Herménégilde Chiasson : Ainsi soit-il
Herménégilde Chiasson, auteur et artiste visuel accompli, présente sa toute dernière pièce, Le Christ est apparu au Gun Club, qui met en question la spiritualité dans un mode incisif.
Grand poète et artiste visuel, le lieutenant-gouverneur du Nouveau-Brunswick, Herménégilde Chiasson, a couché sur papier ses préoccupations spirituelles dans sa récente pièce, créée au Théâtre L’Escaouette de Moncton. Morceaux choisis d’une rencontre avec ce grand poète des mots et de l’image.
Dans quel contexte avez-vous écrit cette pièce?
"Je voulais écrire à propos de la spiritualité. Je trouvais que c’était un sujet important, surtout à notre époque, parce que c’est assez controversé, non seulement en raison de l’intégrisme et de toutes les nouvelles théories religieuses qui surgissent à gauche et à droite, mais aussi à cause de cette espèce de vide spirituel qu’on connaît."
Quelle réflexion faites-vous sur l’absence de croyance?
"Ça porte sur le rapport qu’ont les gens avec la spiritualité; ils ont une série de vérités dont ils ne dérogent pas, qui les sécurisent, et après, ils sont un peu comme sur le pilote automatique. C’est ça qui arrive au personnage principal, Conrad, qui a appris l’Évangile par cœur sans savoir quelle est véritablement la signification profonde de ce texte-là."
Qu’est-ce qui a remplacé la foi dans nos sociétés modernes, à votre avis?
"Toutes sortes de choses qui font qu’on se sécurise un peu. Certains vont aller au gymnase quatre fois par semaine, puis il y a ceux qui vont s’acheter un nouveau ski-doo, ou, comme Conrad, un ensemble de salon pour regarder des vidéos la fin de semaine… Finalement, c’est un vide que les gens remplissent en s’agitant beaucoup."
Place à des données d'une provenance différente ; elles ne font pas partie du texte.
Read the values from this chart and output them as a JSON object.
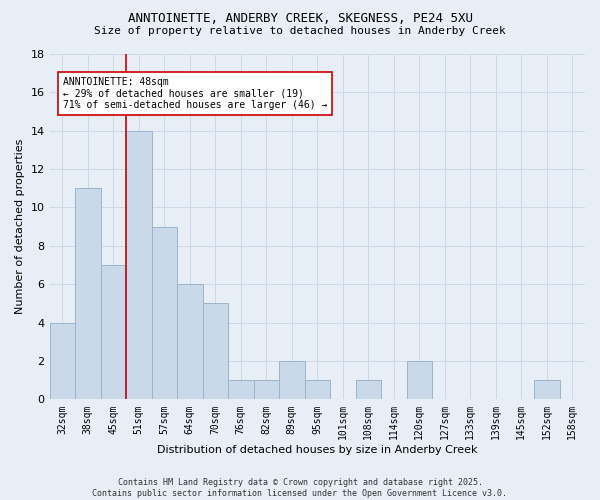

Vous accordez une place importante à la musique country dans la pièce… Pourquoi avoir décidé de passer des messages par cette voie?
"Je trouve que le country, c’est une musique d’une grande mélancolie et qui, en même temps, est basée sur des vérités simples. Il n’y a pas de discours, de nuances; les choses sont dites comme dans un rapport à l’évidence. Ça a été tout un effort d’ailleurs d’écrire des chansons country. On a surtout tendance à faire des choses plus nuancées et complexes, à les enjoliver et à les aseptiser. Tandis que dans le country, c’est le chagrin directement sur la table."
Vous avez aussi créé des personnages qui vivent la petite vie, la petite misère, qui sont nés pour un petit pain…
"Comme dans le titre du livre de Cohen, ce sont des beautiful losers. J’ai toujours été fasciné par ce monde-là. Je me dis qu’on s’est peut-être mieux débrouillés parce qu’on a pris moins de risques qu’eux. Parfois, ils perdent, et c’est dans cette perte qu’il y a une poésie qui me touche beaucoup."
Il y a beaucoup d’artistes acadiens qui donnent dans l’historique en se rapportant toujours à la grande déportation… Que pensez-vous de cette fascination qu’a le peuple acadien pour son histoire?
"François Paré a déjà dit que l’Acadie était écrasée par le poids de son histoire; j’ai tendance à lui donner raison… L’Acadie a une identité très vieille, plus de 400 ans, et on retourne toujours à cette base, on a fétichisé le passé. J’ai plutôt tendance à croire que le présent est plus important. Je pense qu’il ne faut pas ruminer le passé, il ne faut surtout pas commencer à réveiller les morts."